A characteristic of the built environment of Mexico City is an absence of zoning codes. In the posh neighborhoods this means that a modernist dream house may neighbor a Tudor-revival mansion that may neighbor a Spanish-influenced colonial home. However, one thing that is uniform in these neighborhoods is the explicit displays of security; exemplified by 20 foot high walls, one-way mirrored glass, the security guards themselves, and the structures they inhabit.

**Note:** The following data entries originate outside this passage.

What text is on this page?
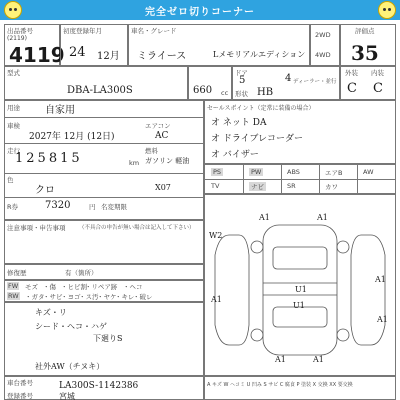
完全ゼロ切りコーナー
出品番号
(2119)
4119
初度登録年月
24 12月
車名・グレード
ミライース	Lメモリアルエディション
2WD
4WD
評価点
35
型式
DBA-LA300S	660 cc
ドア
5	4
形状 HB
ディーラー・並行
外装 内装
C C
用途	自家用
車検
2027年 12月 (12日)
エアコン
AC
走行
125815	km
燃料
ガソリン 軽油
色
クロ	X07
R券	7320	円 名変期限
セールスポイント（定常に装備の場合）
オ ネット DA
オ ドライブレコーダー
オ バイザー
PS	PW	ABS	エアB	AW
TV	ナビ	SR	カワ
注意事項・申告事項 （不具合の申告が無い場合は記入して下さい）
修復歴	有（箇所）
FW モズ ・傷 ・ヒビ割
・リペア跡 ・ヘコ
RW ・ガタ
・サビ
・ヨゴ
・ス汚
・ヤケ
・キレ
・破レ
キズ・リ
シード・ヘコ・ハゲ
下廻りS
社外AW（チヌキ）
A1	A1
W2
U1
A1
A1
A1
A1	A1
U1
車台番号	LA300S-1142386
登録番号	宮城
A キズ W ヘコミ U 凹み S サビ C 腐食 P 塗装 X 交換 XX 要交換
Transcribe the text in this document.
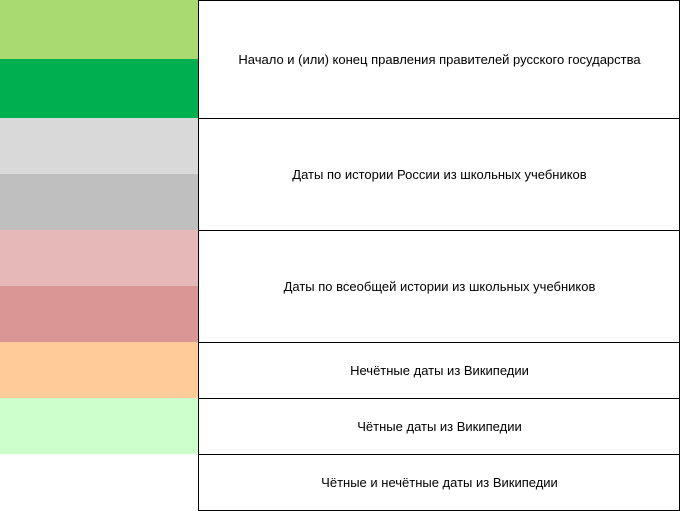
Начало и (или) конец правления правителей русского государства
Даты по истории России из школьных учебников
Даты по всеобщей истории из школьных учебников
Нечётные даты из Википедии
Чётные даты из Википедии
Чётные и нечётные даты из Википедии
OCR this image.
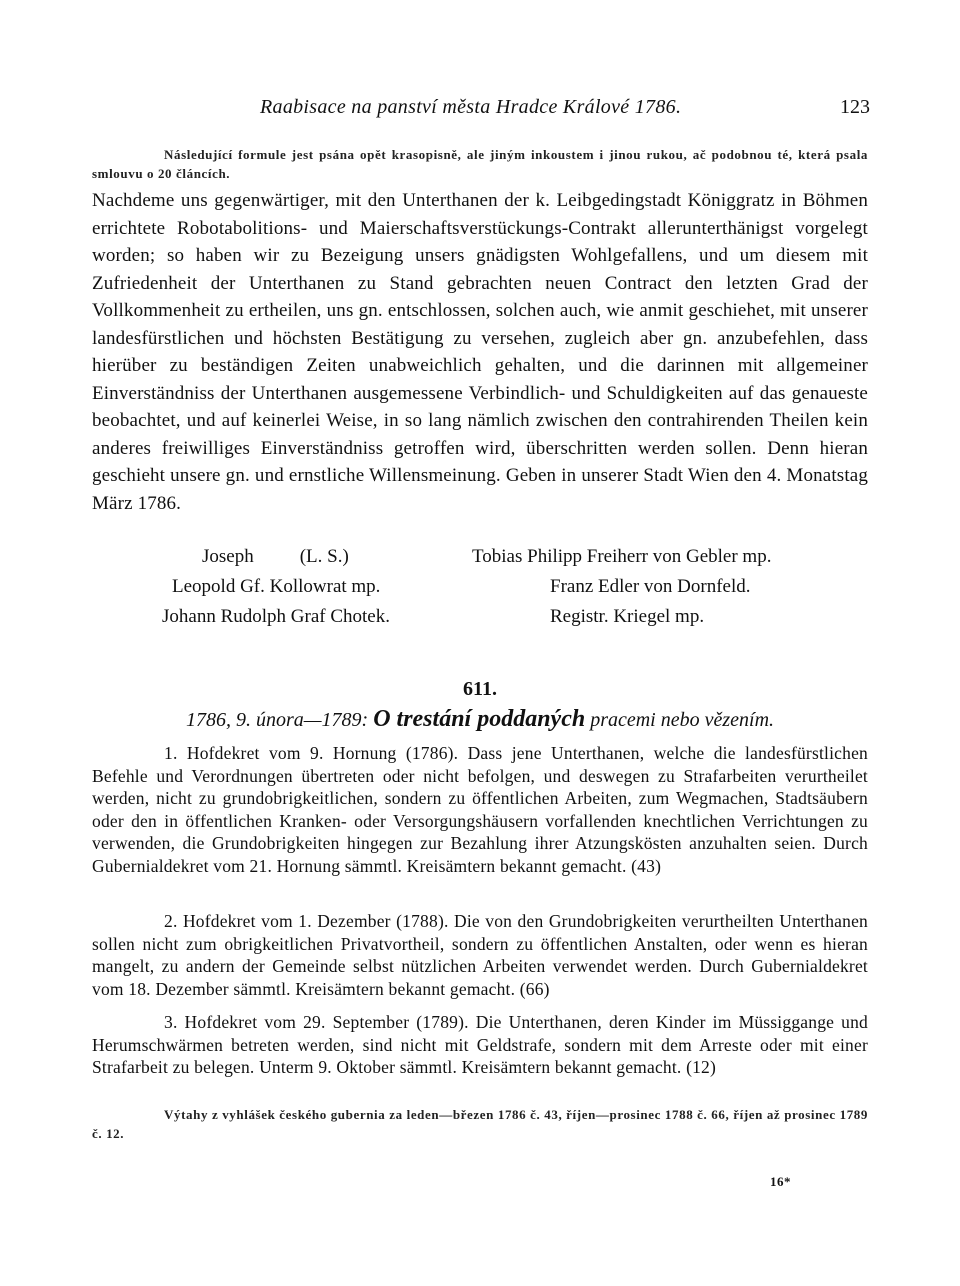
Raabisace na panství města Hradce Králové 1786.	123
Následující formule jest psána opět krasopisně, ale jiným inkoustem i jinou rukou, ač podobnou té, která psala smlouvu o 20 článcích.
Nachdeme uns gegenwärtiger, mit den Unterthanen der k. Leibgedingstadt Königgratz in Böhmen errichtete Robotabolitions- und Maierschaftsverstückungs-Contrakt allerunterthänigst vorgelegt worden; so haben wir zu Bezeigung unsers gnädigsten Wohlgefallens, und um diesem mit Zufriedenheit der Unterthanen zu Stand gebrachten neuen Contract den letzten Grad der Vollkommenheit zu ertheilen, uns gn. entschlossen, solchen auch, wie anmit geschiehet, mit unserer landesfürstlichen und höchsten Bestätigung zu versehen, zugleich aber gn. anzubefehlen, dass hierüber zu beständigen Zeiten unabweichlich gehalten, und die darinnen mit allgemeiner Einverständniss der Unterthanen ausgemessene Verbindlich- und Schuldigkeiten auf das genaueste beobachtet, und auf keinerlei Weise, in so lang nämlich zwischen den contrahirenden Theilen kein anderes freiwilliges Einverständniss getroffen wird, überschritten werden sollen. Denn hieran geschieht unsere gn. und ernstliche Willensmeinung. Geben in unserer Stadt Wien den 4. Monatstag März 1786.
Joseph (L. S.)
Leopold Gf. Kollowrat mp.
Johann Rudolph Graf Chotek.
Tobias Philipp Freiherr von Gebler mp.
Franz Edler von Dornfeld.
Registr. Kriegel mp.
611.
1786, 9. února—1789: O trestání poddaných pracemi nebo vězením.
1. Hofdekret vom 9. Hornung (1786). Dass jene Unterthanen, welche die landesfürstlichen Befehle und Verordnungen übertreten oder nicht befolgen, und deswegen zu Strafarbeiten verurtheilet werden, nicht zu grundobrigkeitlichen, sondern zu öffentlichen Arbeiten, zum Wegmachen, Stadtsäubern oder den in öffentlichen Kranken- oder Versorgungshäusern vorfallenden knechtlichen Verrichtungen zu verwenden, die Grundobrigkeiten hingegen zur Bezahlung ihrer Atzungskösten anzuhalten seien. Durch Gubernialdekret vom 21. Hornung sämmtl. Kreisämtern bekannt gemacht. (43)
2. Hofdekret vom 1. Dezember (1788). Die von den Grundobrigkeiten verurtheilten Unterthanen sollen nicht zum obrigkeitlichen Privatvortheil, sondern zu öffentlichen Anstalten, oder wenn es hieran mangelt, zu andern der Gemeinde selbst nützlichen Arbeiten verwendet werden. Durch Gubernialdekret vom 18. Dezember sämmtl. Kreisämtern bekannt gemacht. (66)
3. Hofdekret vom 29. September (1789). Die Unterthanen, deren Kinder im Müssiggange und Herumschwärmen betreten werden, sind nicht mit Geldstrafe, sondern mit dem Arreste oder mit einer Strafarbeit zu belegen. Unterm 9. Oktober sämmtl. Kreisämtern bekannt gemacht. (12)
Výtahy z vyhlášek českého gubernia za leden—březen 1786 č. 43, říjen—prosinec 1788 č. 66, říjen až prosinec 1789 č. 12.
16*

These photographs depict the architectural/cultural dichotomy of having a 10 sq. ft structure in front of a 2000 sq. ft. mansion and where both serve the same function of a ‘house’. The men (it is a gendered space) who work/live (they often work 24 hour shifts) in these casitas decorate them with photos of women (the virgin of Guadalupe and pinups) and fill them with amenities, such as radios, televisions, hot plates for cooking tortillas and, in some, even toilets. They are very personal spaces that are placed in a public setting – the sidewalk (however, in Mexico City, sidewalks are appropriated for all types of private usage).